塚本晋也『ヴィタール』2004年、日本 @梅田ガーデンシネマ

今日が初日ということで舞台挨拶もあった。これ以上言うと嘘吐きになってしまうので、次こそは『空とぶ鉄男』やります、とのこと。昨日も別の新作短編(韓国資本とのこと)の撮影で腰を痛めているとのこと。こちらはまたしても自ら主演。
さて、本作でなによりも目を引くのは、解剖とそれを克明に捉え、命と身体への畏敬の念があふれ出ている素晴らしい映像、ではなくて、それらをヴィヴィッドに捉える色鮮やかなフィルムである。
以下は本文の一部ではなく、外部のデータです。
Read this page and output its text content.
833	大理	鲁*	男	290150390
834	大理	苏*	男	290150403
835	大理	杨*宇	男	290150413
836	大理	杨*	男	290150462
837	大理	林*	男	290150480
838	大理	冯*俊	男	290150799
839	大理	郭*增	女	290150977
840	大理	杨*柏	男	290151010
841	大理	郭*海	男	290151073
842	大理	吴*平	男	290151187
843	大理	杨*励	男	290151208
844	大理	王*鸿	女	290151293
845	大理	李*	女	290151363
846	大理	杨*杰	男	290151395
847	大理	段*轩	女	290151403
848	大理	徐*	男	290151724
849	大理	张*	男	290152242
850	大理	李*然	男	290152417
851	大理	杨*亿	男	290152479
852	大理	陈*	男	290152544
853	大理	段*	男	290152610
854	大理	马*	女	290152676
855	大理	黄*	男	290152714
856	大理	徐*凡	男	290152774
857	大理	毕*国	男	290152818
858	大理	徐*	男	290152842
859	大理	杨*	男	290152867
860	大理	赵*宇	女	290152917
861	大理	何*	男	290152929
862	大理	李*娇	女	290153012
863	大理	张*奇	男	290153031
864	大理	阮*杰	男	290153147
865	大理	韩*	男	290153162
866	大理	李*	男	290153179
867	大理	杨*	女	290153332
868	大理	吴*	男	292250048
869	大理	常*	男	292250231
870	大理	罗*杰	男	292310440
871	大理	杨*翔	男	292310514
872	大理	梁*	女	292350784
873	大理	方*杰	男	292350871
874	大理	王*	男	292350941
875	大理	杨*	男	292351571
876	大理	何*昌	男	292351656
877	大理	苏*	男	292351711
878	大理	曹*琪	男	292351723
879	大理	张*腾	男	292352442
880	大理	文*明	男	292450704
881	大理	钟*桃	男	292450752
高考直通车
双生児やヒルコは番外としておいておくとして、塚本晋也の作品としてここまで鮮やかなカラー映画を撮ったのは初めてである。ここまで色彩をはっきりと、今までの陰影以上に押し出すのはその奥へ奥へと玉葱の皮を1枚1枚剥がすように内部へと突き進まれる身体と、同時進行で浮かび上がる等価値な幻想、過去のヴィジョンたち、それぞれが鮮やかなカラーを要請しているのである。
決して身体や死体へのフェティシズムではない、愛する肉体、愛するものの肉体への傾倒、これはセックスであり、対話であり、つまりコミニュケーションである。
「私」やその身体は誰のものかという倫理学的な見方からすると、塚本は一貫して自ら制御しきれず暴走し出す身体性というテーマが全作品に一貫して流れている。その流れで見るとこの映画の主人公はまさに自然科学的には死んでしまった涼子である。彼女は死してもなお、自らの身体から解き放たれる、まばゆき記号を当然制御することは出来ない。この作品で最も暴力的かつエロティックなのは彼女であり、彼が見た幻想、現実は彼女の脅威的なパワーによってもたらされる、一種の暴力、愛しき暴力、エロティックな暴力である。